Steh auf, wenn du ein Baumhopf bist!
schreibt Dirk Gieselmann "gefaßt". ;-)
Die Gruppenselektion in der DiskussionHier für Interessierte noch die theoretische Einleitung der Studie, die manche weiterführenden Literaturhinweise bietet bezüglich der derzeitigen Debatte um die Gruppenselektion, insbesondere auch die Arbeit
von Kern Reeve und Bert Hölldobler von 2007 (pdf. frei verfügbar) über "Superorganismen". Zu dem Thema soll ja bald ein viel erwartetes Buch erscheinen:
In many social species, including humans, conflict between groups (intergroup conflict) is commonplace (Radford 2003; Choi & Bowles 2007; Kitchen & Beehner 2007). For example, group members often produce a combined display (McComb et al. 1994; Radford 2003) or fight alongside one another (Watts & Mitani 2001; Wilson et al. 2001) when defending their territory against rival groups.
Und dann heißt es:
Theoreticians have long suggested that the amount of intergroup conflict in which a group is involved could influence the amount of cooperation or affiliation displayed by its members (Hamilton 1975; Alexander & Borgia 1978). Selection for cooperation should be reduced when intergroup conflict occurs at a low rate relative to conflict between group members (intragroup conflict), and this is true whether groups are composed of relatives (West et al. 2002) or non-relatives (West et al. 2006). Increased intergroup conflict should favour higher levels of cooperation, especially if cohesion between group members is important for success (Reeve & Hölldobler 2007). Despite these clear predictions, empirical investigations of the relationship between intergroup conflict and intragroup affiliative behaviour are rare in non-human animals (for exceptions, see Cheney 1992; Radford 2008).

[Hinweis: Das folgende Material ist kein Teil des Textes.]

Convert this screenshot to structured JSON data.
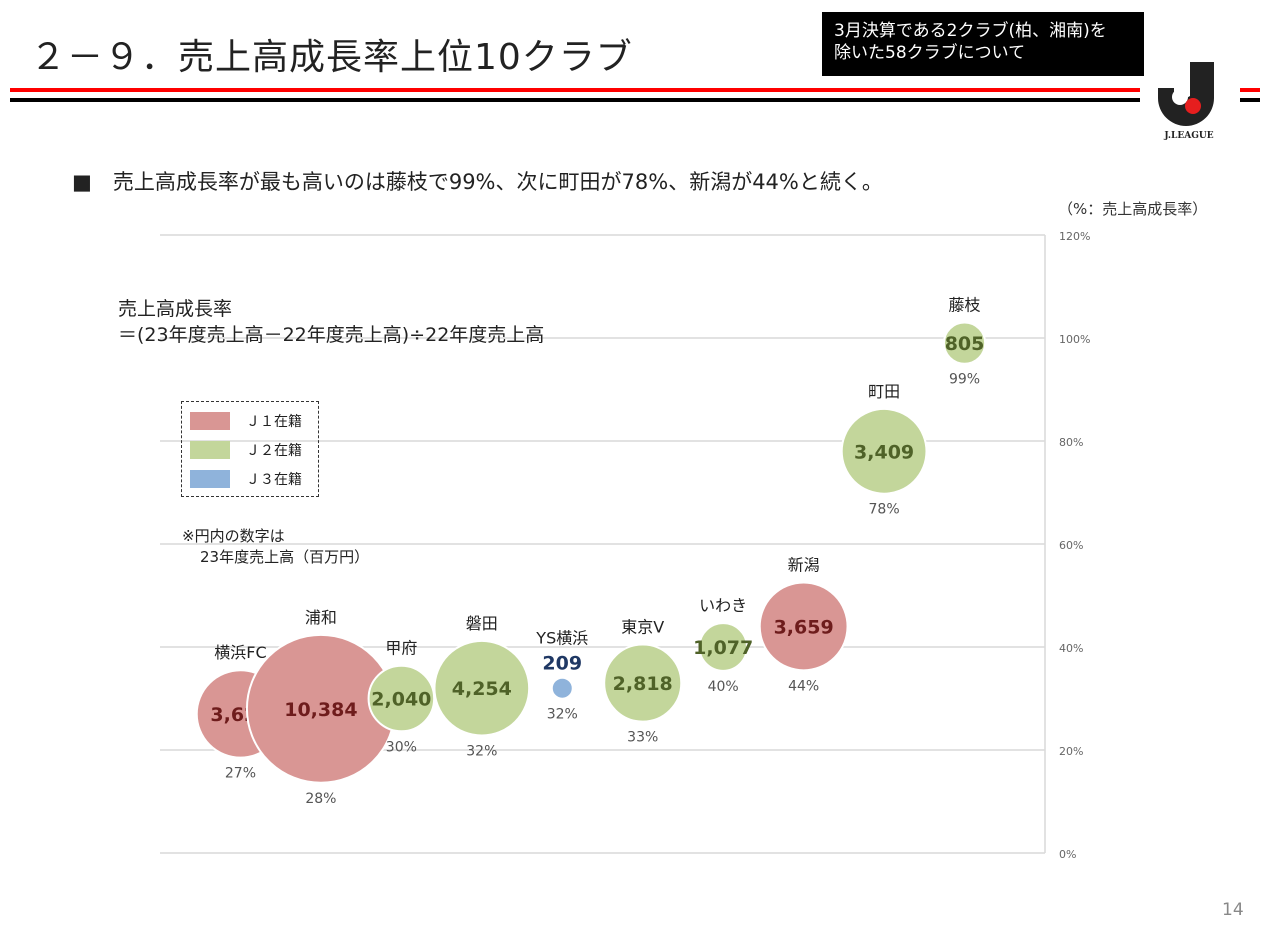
{
  "header": {
    "title": "２－９．売上高成長率上位10クラブ",
    "note_line1": "3月決算である2クラブ(柏、湘南)を",
    "note_line2": "除いた58クラブについて",
    "logo_text": "J.LEAGUE",
    "accent_red": "#ff0000",
    "accent_black": "#000000"
  },
  "bullet": "■　売上高成長率が最も高いのは藤枝で99%、次に町田が78%、新潟が44%と続く。",
  "unit_label": "（%：売上高成長率）",
  "formula": {
    "line1": "売上高成長率",
    "line2": "＝(23年度売上高－22年度売上高)÷22年度売上高"
  },
  "legend": [
    {
      "label": "Ｊ１在籍",
      "color": "#d99694"
    },
    {
      "label": "Ｊ２在籍",
      "color": "#c3d69b"
    },
    {
      "label": "Ｊ３在籍",
      "color": "#8fb3db"
    }
  ],
  "footnote": {
    "line1": "※円内の数字は",
    "line2": "23年度売上高（百万円）"
  },
  "page_number": "14",
  "chart_data": {
    "type": "bubble",
    "ylabel": "（%：売上高成長率）",
    "ylim": [
      0,
      120
    ],
    "yticks": [
      "0%",
      "20%",
      "40%",
      "60%",
      "80%",
      "100%",
      "120%"
    ],
    "grid": true,
    "legend_placement": "top-left",
    "categories": [
      "横浜FC",
      "浦和",
      "甲府",
      "磐田",
      "YS横浜",
      "東京V",
      "いわき",
      "新潟",
      "町田",
      "藤枝"
    ],
    "growth_pct": [
      27,
      28,
      30,
      32,
      32,
      33,
      40,
      44,
      78,
      99
    ],
    "sales_mil_yen": [
      3627,
      10384,
      2040,
      4254,
      209,
      2818,
      1077,
      3659,
      3409,
      805
    ],
    "sales_labels": [
      "3,627",
      "10,384",
      "2,040",
      "4,254",
      "209",
      "2,818",
      "1,077",
      "3,659",
      "3,409",
      "805"
    ],
    "pct_labels": [
      "27%",
      "28%",
      "30%",
      "32%",
      "32%",
      "33%",
      "40%",
      "44%",
      "78%",
      "99%"
    ],
    "division": [
      "J1",
      "J1",
      "J2",
      "J2",
      "J3",
      "J2",
      "J2",
      "J1",
      "J2",
      "J2"
    ],
    "colors": {
      "J1": "#d99694",
      "J2": "#c3d69b",
      "J3": "#8fb3db"
    },
    "text_colors": {
      "J1": "#6e1c1c",
      "J2": "#4f6228",
      "J3": "#1f3864"
    }
  }
}
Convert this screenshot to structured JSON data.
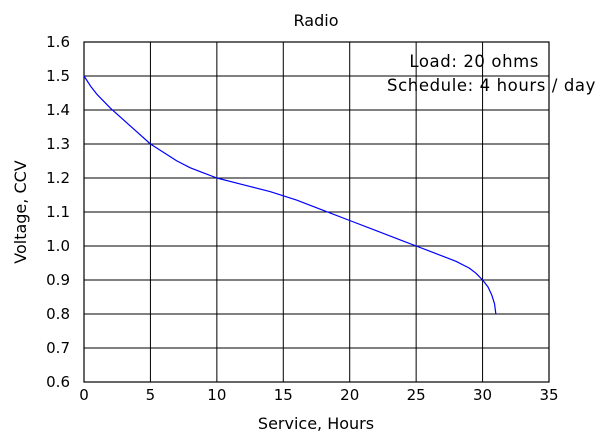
{
  "chart_data": {
    "type": "line",
    "title": "Radio",
    "xlabel": "Service, Hours",
    "ylabel": "Voltage, CCV",
    "xlim": [
      0,
      35
    ],
    "ylim": [
      0.6,
      1.6
    ],
    "x_ticks": [
      "0",
      "5",
      "10",
      "15",
      "20",
      "25",
      "30",
      "35"
    ],
    "y_ticks": [
      "0.6",
      "0.7",
      "0.8",
      "0.9",
      "1.0",
      "1.1",
      "1.2",
      "1.3",
      "1.4",
      "1.5",
      "1.6"
    ],
    "grid": true,
    "annotations": [
      "Load: 20 ohms",
      "Schedule: 4 hours / day"
    ],
    "line_color": "#0000ff",
    "series": [
      {
        "x": [
          0,
          0.5,
          1,
          2,
          3,
          4,
          5,
          6,
          7,
          8,
          9,
          10,
          12,
          14,
          16,
          18,
          20,
          22,
          24,
          25,
          26,
          27,
          28,
          29,
          29.5,
          30,
          30.4,
          30.7,
          30.9,
          31
        ],
        "y": [
          1.5,
          1.47,
          1.445,
          1.405,
          1.37,
          1.335,
          1.3,
          1.275,
          1.25,
          1.23,
          1.215,
          1.2,
          1.18,
          1.16,
          1.135,
          1.105,
          1.075,
          1.045,
          1.015,
          1.0,
          0.985,
          0.97,
          0.955,
          0.935,
          0.92,
          0.9,
          0.88,
          0.855,
          0.83,
          0.8
        ]
      }
    ]
  }
}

Die hier unterstellte allgemeine Gültigkeit der theoretischen Grundannahmen wird auf dem Hauptblog von Studium generale etwas in Zweifel gezogen. (
Studium generale) Das stellt aber nicht die neue Erkenntnis infrage, daß nicht nur Fußball-Fans so die eine oder andere Eigenschaft eines "schrägen Vogels" haben. Das "Wundenlecken" nach starkem sozialen Engagement ist ein sehr weit und allgemein verbreitetes Phänomen beim Menschen, diesem so durch und durch "sozialen" - oder mitunter auch asozialen - "Wesen".